L’inchiesta è affine a una indagine non a scopo giudiziario, ma di informazione, anche se da un’inchiesta giornalistica possono scaturire indagini di polizia giudiziaria.

L’intervista è un articolo in cui il giornalista fa domande a un interlocutore. L’intervista è caratterizzata dal “virgolettato”, cioè dalle parole autentiche pronunciate dalla persona intervistata che, per questo, sono scritte tra virgolette.

L’articolo di fondo (o semplicemente fondo) si chiama così perché normalmente occupa una colonna a sinistra sulla prima pagina del giornale e arriva fino in fondo al foglio (naturalmente le soluzioni grafiche possono anche essere diverse). Esprime la linea del giornale e se non è firmato è evidentemente del Direttore.

L’editoriale è come l’articolo di fondo, esprime cioè la linea del giornale. L’unica differenza dal fondo consiste nel fatto che è scritto da una “personalità autorevole” e non direttamente dal Direttore. Per questo è un articolo firmato.
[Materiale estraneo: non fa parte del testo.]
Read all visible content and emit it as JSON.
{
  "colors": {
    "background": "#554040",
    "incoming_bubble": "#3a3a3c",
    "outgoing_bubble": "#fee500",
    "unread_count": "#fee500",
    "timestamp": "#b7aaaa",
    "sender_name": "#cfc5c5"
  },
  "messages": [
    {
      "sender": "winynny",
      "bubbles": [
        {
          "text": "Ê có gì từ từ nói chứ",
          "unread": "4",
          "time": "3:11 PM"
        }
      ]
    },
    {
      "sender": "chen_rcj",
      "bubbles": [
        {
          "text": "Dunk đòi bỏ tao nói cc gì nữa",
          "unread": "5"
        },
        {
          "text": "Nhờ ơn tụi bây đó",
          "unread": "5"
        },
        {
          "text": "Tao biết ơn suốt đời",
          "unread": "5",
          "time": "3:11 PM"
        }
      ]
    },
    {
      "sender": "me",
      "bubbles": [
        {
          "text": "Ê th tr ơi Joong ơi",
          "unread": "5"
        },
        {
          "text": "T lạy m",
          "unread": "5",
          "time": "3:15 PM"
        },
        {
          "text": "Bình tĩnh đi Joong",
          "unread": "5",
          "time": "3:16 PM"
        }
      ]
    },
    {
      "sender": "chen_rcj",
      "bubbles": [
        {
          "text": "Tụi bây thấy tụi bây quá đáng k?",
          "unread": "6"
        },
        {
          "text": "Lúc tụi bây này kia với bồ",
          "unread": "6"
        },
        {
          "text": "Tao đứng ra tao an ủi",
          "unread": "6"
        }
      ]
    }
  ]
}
Il corsivo (si chiama così perché i caratteri grafici sono appunto in corsivo) è un commento breve, polemico o ironico, su un fatto di attualità o su una questione all’ordine del giorno. Spesso il corsivo è e vuole essere un po’ velenoso.

La rubrica è lo spazio fisso affidato ad un giornalista di prestigio. Viene pubblicata a intervalli regolari e ha un titolo che la caratterizza.

La terza pagina è lo spazio dedicato alla cultura. Oggi in realtà questo spazio non è più nella terza pagina (frequentemente è nel paginone centrale): tuttavia l’espressione “terza pagina” è così consolidata che il suo significato è ormai cristallizzato nel senso di pagina culturale, a prescindere dalla sua reale collocazione nel giornale.

Elzeviro è l’articolo di apertura della terza pagina, una specie di editoriale affidato a una personalità di spicco nel mondo culturale. Si chiama così dal carattere tipografico usato per la prima volta nel Seicento da stampatori olandesi che si chiamavano appunto Elzevier.

Coccodrillo è il pezzo scritto in memoria di un personaggio importante; viene pubblicato appena diffusa la notizia della sua morte. Si chiama così in relazione alle “lacrime di coccodrillo” (animale che “piange” dopo aver divorato la sua preda). Infatti il pezzo “in memoria di…” è normalmente già pronto nelle redazioni di tutti i giornali, specialmente se il personaggio famoso è molto vecchio. Le lacrime quindi sono in realtà molto poco spontanee.

La vignetta è l’immagine satirica affidata al disegnatore umoristico: negli ultimi anni il vignettista è diventato qualche volta una firma prestigiosa quanto e più di quella di un giornalista.